Caminhava sozinha pelo deserto. Sabia que o caminho seria longo, sobreviver seria difícil. Tomava extremo cuidado com cada passo, seus últimos goles d'água estavam, literalmente, em suas mãos. Não podia deixar que lhe escorressem por entres os dedos, precisava daquilo para chegar em seu destino.
Passos lentos, horas rápidas. Cansaço.

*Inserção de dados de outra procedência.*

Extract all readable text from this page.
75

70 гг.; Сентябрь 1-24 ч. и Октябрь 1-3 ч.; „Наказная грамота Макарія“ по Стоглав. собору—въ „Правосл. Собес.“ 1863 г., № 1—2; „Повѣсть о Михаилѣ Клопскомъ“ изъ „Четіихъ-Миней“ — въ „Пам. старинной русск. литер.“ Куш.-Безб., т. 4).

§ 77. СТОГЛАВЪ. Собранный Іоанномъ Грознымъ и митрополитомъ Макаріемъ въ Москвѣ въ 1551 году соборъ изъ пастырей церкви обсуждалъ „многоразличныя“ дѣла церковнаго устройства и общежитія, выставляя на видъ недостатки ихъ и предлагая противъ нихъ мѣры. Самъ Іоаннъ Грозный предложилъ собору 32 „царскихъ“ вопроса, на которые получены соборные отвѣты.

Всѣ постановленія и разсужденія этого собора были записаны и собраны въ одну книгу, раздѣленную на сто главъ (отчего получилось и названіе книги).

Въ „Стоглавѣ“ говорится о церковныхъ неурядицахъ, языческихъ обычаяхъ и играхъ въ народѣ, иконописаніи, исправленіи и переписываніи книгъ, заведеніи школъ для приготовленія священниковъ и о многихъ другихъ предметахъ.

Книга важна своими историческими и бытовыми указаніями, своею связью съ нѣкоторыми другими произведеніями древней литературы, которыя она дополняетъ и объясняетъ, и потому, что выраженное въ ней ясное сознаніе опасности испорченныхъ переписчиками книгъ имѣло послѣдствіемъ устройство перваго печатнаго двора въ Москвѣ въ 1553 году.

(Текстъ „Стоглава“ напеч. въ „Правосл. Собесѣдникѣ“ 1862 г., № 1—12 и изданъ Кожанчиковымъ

Tropeçou nos próprios pés e toda a água que trazia atirou-se na areia, logo evaporou. Olhou para o caminho a frente, vazio. Pensou no calor insuportável. Caiu de joelhos na areia, lágrimas escorriam-lhe pela face. Lambeu-as quando chegaram a boca. Argh. O sabor do descuido, do arrependimento, do próprio desprezo, era horrível.
Passaram mais horas...
Organizou a mente. Sabia que mais à frente havia um oasis, sabia que sempre haveria um jeito de dar certo. A medida que se vai perdendo as chances, vai-se dificultando a estrada, mas ela jamais será impossível. Levantou e continuou a caminhar. Aquele era o seu destino, ela jamais desistiria.
"Mas eu sei que um dia a gente aprende. Se você quiser alguém em quem confiar, confie em si mesmo. Quem acredita sempre alcança!"